Ithaca College is incorporating sustainability into its efforts to address $188 million of deferred maintenance.
As a result of an aging campus, the college has seen a buildup of deferred maintenance, which has exceeded $200 million in recent years. Deferred maintenance covers issues like cracks in concrete, or loose handrails or aging mechanical equipment, grouping projects into an agenda according to when they should be finished.
Tim Carey, associate vice president for facilities, said he sees deferred maintenance as an opportunity.
“The deferred maintenance project list that we are pursuing — it does provide an opportunity to incorporate sustainability,” Carey said.
Carey said the Office of Energy Management and Sustainability now reports to him in a new reporting structure. Jerone Gagliano, director of energy management and sustainability, said he is now personally involved in decisions that were formerly just made by the Office of Facilities.

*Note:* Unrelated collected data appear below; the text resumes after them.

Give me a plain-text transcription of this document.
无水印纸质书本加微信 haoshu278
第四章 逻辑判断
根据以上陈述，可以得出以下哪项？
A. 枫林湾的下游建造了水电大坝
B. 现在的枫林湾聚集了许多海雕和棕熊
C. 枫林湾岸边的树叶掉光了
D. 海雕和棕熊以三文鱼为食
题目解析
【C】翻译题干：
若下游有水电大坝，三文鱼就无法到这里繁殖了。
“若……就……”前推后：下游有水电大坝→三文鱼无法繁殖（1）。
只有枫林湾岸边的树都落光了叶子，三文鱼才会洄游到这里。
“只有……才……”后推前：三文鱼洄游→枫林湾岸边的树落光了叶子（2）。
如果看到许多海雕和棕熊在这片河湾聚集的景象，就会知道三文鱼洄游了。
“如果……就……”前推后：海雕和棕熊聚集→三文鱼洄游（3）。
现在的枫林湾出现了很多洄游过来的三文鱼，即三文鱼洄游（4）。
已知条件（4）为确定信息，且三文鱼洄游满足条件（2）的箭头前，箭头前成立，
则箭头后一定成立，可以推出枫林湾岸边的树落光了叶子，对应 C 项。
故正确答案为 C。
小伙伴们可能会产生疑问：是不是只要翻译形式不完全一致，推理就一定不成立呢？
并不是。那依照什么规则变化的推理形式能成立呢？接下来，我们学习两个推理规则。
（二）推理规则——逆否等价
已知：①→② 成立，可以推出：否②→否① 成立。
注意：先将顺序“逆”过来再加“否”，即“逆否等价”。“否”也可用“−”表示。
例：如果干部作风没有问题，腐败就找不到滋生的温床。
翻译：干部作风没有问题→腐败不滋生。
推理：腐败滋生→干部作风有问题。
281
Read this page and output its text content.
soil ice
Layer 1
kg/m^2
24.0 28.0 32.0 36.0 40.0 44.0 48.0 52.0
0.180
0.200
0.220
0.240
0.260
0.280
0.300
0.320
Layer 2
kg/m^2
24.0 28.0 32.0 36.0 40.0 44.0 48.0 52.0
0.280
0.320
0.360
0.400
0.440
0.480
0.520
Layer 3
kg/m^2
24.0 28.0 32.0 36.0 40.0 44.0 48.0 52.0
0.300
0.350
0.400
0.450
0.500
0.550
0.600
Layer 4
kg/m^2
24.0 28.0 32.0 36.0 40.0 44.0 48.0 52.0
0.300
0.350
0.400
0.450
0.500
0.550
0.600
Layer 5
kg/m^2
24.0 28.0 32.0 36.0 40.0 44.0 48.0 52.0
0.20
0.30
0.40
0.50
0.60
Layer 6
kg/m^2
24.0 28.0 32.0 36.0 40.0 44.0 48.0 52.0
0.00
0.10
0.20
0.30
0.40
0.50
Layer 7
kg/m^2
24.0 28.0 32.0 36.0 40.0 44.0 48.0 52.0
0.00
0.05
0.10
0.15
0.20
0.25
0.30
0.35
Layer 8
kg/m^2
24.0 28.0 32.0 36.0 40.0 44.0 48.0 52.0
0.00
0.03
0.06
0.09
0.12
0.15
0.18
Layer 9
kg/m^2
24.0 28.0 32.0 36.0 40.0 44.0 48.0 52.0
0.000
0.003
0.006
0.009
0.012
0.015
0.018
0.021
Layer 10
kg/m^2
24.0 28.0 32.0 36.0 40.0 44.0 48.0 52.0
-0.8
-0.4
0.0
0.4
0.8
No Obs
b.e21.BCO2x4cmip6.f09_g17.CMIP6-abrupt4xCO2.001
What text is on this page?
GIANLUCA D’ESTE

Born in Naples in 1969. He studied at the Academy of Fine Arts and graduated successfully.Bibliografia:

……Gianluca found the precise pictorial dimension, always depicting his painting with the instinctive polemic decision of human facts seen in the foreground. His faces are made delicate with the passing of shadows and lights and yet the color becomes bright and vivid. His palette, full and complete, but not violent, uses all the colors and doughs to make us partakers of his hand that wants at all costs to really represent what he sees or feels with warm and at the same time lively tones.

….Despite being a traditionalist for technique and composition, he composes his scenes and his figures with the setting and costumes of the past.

“I look at deferred maintenance and things coming up this summer … and say, ‘Are there any things we’re planning on replacing … and if so, is there a more sustainable option, a more energy-efficient option?’” Gagliano said.
Gagliano said, for example, he will be involved in the replacement of the boilers in Job Hall as well as numerous other boilers in the Towers Dining Hall, James J. Whalen Center for Music, Alumni Hall, the Dillingham Center, the Campus Center, the Gannett Center and others.
Over the summer, the college will be replacing old lighting with more energy-efficient LEDs as a part of annual classroom updates — an annual modernization of classrooms, which includes the replacement of carpeting, ceiling tiles, whiteboards and more.
Carey said, the college has commenced a project to update lighting with LEDs in the Gannett Center, which is open for the majority of the week. He said the project will reduce lighting costs by 70 percent.
In addition to several updates to mechanical systems on campus, the envelope systems — physical separators between the conditioned and unconditioned environment, such as windows, roofs and walls — will be updated as well. Carey said there are numerous windows that need to be updated to be double-pane, which insulate more efficiently than single-pane.
Carey said deferred maintenance is providing the college with opportunities to make it more sustainable as a whole.
“We’ve got all of this deferred maintenance that we need to do. It just makes great sense to make sure we’re paying attention to both as we pursue the deferred-maintenance agenda,” Carey said.